Understanding Ebola

We have all seen clips on TV of the medical teams in West Africa suiting up with the equivalent of mediaeval full body armour – their only protection against the deadly virus Ebola. Iron Man’s armour has a much simpler task. Last month in Christian Courier, Judith Dinsmore wrote about the devastating consequences of this epidemic.

The World Health Organization is so worried about the danger of this outbreak that they recently took the unprecedented step of permitting doctors to use medicines that have not yet been fully tested. Experimental vaccines are being rushed into production even before we know they are safe and truly effective. This virus is that dangerous.

Epidemiologists at Virginia Tech who are tracking the disease to predict its future suggest that the situation could get much worse and that the spread could be “spiraling out of control.” Depending on our response, the case count of 4,366 on September 7 could, by October 12, be anywhere from 7,861 (if control improves) to 54,895 (if control breaks down). When you read this, these numbers will be out of date, but they indicate how serious the situation is.

The science of an epidemic like this revolves around a number of issues that determine how dangerous it is and what has to be done to control its spread. The West Africa epidemic is not the first Ebola outbreak, but it is unusual in that it has extended into urban areas and become as widespread as it has. Based on past outbreaks, we know a lot about Ebola, and this epidemic is showing characteristics of previous outbreaks.

Severe and infectious  
One number that determines an epidemic’s danger is the mortality associated with the disease. Ebola has a very high mortality rate. In the current epidemic the probability that you will recover if you have the disease is less than 50 percent; in past outbreaks survival has ranged between 75 and 10 percent (25 to 90 percent of infected people die). Ebola is thus very dangerous, especially because we can only treat symptoms; we have no established way to help individuals with the illness.
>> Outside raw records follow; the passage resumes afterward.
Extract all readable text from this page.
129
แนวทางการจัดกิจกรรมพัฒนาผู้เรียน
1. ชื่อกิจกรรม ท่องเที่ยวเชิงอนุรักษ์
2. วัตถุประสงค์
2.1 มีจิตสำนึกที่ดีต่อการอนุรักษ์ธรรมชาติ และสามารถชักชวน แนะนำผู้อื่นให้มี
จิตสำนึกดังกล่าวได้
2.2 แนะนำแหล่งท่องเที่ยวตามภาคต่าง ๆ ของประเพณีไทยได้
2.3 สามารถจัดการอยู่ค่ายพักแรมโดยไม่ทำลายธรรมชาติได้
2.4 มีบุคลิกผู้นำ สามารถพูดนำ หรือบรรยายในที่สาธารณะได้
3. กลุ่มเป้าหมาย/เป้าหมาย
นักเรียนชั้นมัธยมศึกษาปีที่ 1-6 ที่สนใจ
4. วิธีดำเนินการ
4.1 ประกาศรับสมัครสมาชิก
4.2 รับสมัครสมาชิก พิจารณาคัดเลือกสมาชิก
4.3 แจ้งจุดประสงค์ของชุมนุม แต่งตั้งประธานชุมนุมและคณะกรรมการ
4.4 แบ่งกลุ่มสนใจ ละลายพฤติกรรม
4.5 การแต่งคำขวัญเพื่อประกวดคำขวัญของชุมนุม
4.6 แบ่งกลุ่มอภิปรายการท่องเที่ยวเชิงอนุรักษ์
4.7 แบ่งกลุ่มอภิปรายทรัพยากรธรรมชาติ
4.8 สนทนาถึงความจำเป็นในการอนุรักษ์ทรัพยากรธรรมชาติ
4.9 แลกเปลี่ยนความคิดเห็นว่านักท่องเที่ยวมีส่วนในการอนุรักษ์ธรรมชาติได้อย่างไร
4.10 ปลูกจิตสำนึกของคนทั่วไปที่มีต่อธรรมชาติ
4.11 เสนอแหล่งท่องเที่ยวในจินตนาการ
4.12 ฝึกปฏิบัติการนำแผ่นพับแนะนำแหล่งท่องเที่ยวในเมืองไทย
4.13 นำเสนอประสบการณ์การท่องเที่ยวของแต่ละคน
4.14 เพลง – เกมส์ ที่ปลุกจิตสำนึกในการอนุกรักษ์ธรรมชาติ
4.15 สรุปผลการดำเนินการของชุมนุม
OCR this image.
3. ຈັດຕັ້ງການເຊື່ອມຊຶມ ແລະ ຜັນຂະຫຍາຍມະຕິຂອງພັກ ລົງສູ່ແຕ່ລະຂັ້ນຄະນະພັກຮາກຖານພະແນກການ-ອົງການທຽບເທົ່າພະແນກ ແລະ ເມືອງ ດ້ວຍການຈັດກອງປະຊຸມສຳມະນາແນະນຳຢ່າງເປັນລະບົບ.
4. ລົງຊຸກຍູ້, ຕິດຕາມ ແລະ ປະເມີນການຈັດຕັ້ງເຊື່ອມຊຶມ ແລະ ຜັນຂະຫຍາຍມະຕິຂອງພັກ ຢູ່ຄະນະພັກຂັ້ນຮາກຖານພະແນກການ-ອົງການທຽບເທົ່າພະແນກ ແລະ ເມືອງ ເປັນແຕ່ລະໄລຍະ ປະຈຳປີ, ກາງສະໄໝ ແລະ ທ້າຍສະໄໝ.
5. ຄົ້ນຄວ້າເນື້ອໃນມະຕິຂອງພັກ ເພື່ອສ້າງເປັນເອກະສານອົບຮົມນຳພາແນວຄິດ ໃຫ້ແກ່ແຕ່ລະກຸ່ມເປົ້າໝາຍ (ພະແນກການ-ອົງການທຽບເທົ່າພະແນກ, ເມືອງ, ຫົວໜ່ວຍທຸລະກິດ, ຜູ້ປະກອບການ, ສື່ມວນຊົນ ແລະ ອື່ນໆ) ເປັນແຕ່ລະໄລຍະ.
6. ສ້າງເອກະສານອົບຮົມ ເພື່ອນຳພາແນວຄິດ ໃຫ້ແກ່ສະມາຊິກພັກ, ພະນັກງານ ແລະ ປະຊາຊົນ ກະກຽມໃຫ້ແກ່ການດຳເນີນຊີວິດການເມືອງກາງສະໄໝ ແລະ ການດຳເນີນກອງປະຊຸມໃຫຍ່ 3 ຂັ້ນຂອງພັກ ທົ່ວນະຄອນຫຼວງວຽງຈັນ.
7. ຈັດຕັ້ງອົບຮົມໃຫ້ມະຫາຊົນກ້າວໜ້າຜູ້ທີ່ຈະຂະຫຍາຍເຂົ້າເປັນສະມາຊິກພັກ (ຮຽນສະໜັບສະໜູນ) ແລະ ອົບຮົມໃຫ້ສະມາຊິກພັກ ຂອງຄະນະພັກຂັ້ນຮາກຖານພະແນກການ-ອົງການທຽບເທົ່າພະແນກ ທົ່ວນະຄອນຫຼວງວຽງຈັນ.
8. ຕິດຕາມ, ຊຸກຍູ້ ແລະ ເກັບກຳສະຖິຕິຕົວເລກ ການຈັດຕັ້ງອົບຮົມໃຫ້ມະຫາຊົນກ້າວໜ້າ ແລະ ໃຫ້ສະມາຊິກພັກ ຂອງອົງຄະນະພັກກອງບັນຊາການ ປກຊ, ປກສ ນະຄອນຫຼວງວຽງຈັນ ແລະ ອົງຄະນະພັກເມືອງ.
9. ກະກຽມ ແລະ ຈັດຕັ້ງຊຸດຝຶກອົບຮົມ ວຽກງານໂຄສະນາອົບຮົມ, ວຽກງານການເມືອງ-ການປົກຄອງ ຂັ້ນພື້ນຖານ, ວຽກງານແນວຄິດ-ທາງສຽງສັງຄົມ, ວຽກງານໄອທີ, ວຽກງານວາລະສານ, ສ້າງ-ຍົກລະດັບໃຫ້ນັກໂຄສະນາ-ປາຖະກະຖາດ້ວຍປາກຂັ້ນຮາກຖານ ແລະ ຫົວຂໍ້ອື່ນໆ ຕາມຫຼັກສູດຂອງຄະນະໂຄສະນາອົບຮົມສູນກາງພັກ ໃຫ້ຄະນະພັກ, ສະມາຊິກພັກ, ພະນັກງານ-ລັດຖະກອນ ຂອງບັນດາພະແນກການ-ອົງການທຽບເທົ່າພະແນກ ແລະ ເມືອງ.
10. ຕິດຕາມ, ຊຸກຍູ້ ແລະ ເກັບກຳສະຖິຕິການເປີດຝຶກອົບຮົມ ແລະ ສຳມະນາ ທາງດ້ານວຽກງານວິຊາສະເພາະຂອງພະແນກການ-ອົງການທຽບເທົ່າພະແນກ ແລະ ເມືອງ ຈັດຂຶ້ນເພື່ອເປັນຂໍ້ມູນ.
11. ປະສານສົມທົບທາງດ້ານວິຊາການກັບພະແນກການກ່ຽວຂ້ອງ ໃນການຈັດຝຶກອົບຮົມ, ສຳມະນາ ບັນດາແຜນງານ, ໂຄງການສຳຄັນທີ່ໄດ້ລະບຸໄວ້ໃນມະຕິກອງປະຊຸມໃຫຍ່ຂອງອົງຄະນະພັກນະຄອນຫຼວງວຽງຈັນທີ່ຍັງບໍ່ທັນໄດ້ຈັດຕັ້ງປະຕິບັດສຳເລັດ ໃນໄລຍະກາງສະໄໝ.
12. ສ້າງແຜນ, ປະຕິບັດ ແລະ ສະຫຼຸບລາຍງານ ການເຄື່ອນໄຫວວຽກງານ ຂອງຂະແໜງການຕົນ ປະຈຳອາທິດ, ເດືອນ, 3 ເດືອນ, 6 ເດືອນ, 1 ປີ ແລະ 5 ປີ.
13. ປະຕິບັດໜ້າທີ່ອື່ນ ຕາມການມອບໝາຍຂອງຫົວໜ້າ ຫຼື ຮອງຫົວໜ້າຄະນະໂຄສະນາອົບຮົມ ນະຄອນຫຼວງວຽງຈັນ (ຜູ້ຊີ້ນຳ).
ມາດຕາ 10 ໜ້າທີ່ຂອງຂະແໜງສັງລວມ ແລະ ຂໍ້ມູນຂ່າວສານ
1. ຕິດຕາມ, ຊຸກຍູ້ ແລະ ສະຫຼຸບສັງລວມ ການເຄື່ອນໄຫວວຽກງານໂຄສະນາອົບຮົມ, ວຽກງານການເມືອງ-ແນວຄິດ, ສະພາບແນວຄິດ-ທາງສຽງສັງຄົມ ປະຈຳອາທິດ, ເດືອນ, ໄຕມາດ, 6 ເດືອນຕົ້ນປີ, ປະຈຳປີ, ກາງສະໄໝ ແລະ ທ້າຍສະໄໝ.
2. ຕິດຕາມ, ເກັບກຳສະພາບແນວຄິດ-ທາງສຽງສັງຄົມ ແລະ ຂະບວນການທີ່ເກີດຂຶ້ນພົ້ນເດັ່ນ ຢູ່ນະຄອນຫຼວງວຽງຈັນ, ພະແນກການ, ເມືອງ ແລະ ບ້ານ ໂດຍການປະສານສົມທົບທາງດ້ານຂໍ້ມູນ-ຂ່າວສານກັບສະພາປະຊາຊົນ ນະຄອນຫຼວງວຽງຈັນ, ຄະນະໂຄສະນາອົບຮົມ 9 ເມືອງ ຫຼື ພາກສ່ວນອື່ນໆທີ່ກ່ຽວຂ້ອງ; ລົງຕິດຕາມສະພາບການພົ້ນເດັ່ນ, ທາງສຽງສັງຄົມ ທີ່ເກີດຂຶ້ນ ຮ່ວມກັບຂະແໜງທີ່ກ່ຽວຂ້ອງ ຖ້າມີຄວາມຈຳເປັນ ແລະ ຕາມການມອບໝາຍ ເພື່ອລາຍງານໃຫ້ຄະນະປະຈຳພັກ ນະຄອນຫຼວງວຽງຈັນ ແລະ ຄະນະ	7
The second important number is the basic reproduction rate, an indication of how likely the disease is to spread. If you have one case, how many people will be affected? Airborne diseases have a high reproduction rate. Measles, for example, has a reproduction rate of 12 to 18, making it very hard to control, which is why we want all children inoculated against measles. Ebola, in contrast, is currently spread only by direct contact with bodily fluids so has a basic reproduction rate of one to four. If the reproduction rate drops below one, the disorder will eventually die out. Having a population with some degree of immunity, because of a vaccine, natural immunity, or reduced person-to-person contact, lowers the reproduction rate. One of the big fears with Ebola is that it may mutate to a form that can spread in an airborne manner, significantly increasing its reproduction rate. At this point the West Africa Ebola is showing a reproduction rate of just under two, typical for this disease.

The last important number in understanding what will be needed to control and eradicate this epidemic is the time involved in its various stages: incubation period, the time from symptom onset to hospitalization and the time the person is in hospital. For all these numbers this Ebola outbreak is showing typical characteristics of past outbreaks.
It is based on these numbers that predictions of the need and scale of the epidemic are made.

Spreading like wildfire
Scientists have concluded on this basis that if there are no changes in the situation, the number of Ebola cases could double in 15 to 30 days in the three countries involved. If there is a breakdown in control, the number of cases will double faster; if more resources are deployed, the rate of increase will slow down.

Joanne Liu, international president of Doctors Without Borders, says that currently they are overwhelmed by the scale of the epidemic, and a massive deployment of the appropriate resources is urgently needed. She ends her Globe and Mail article, “To put out this fire, we must run into the burning building” (Sept. 15, 2014). From a Christian perspective we need to act rapidly, with great generosity, and with love to help in this situation. Pray fervently for those who are running into this burning building.

  • Rudy Eikelboom is a Professor of Psychology, at Wilfrid Laurier University, who has emerged from the dark side of the University after being department chair for 9 years and now teaches behavioural statistics to graduate and undergraduate psychology students. His retirement looms and he is looking forward to doing more writing on the implications of modern science for our Christian faith. Currently, he serves as a pastoral elder at the Waterloo Christian Reformed Church.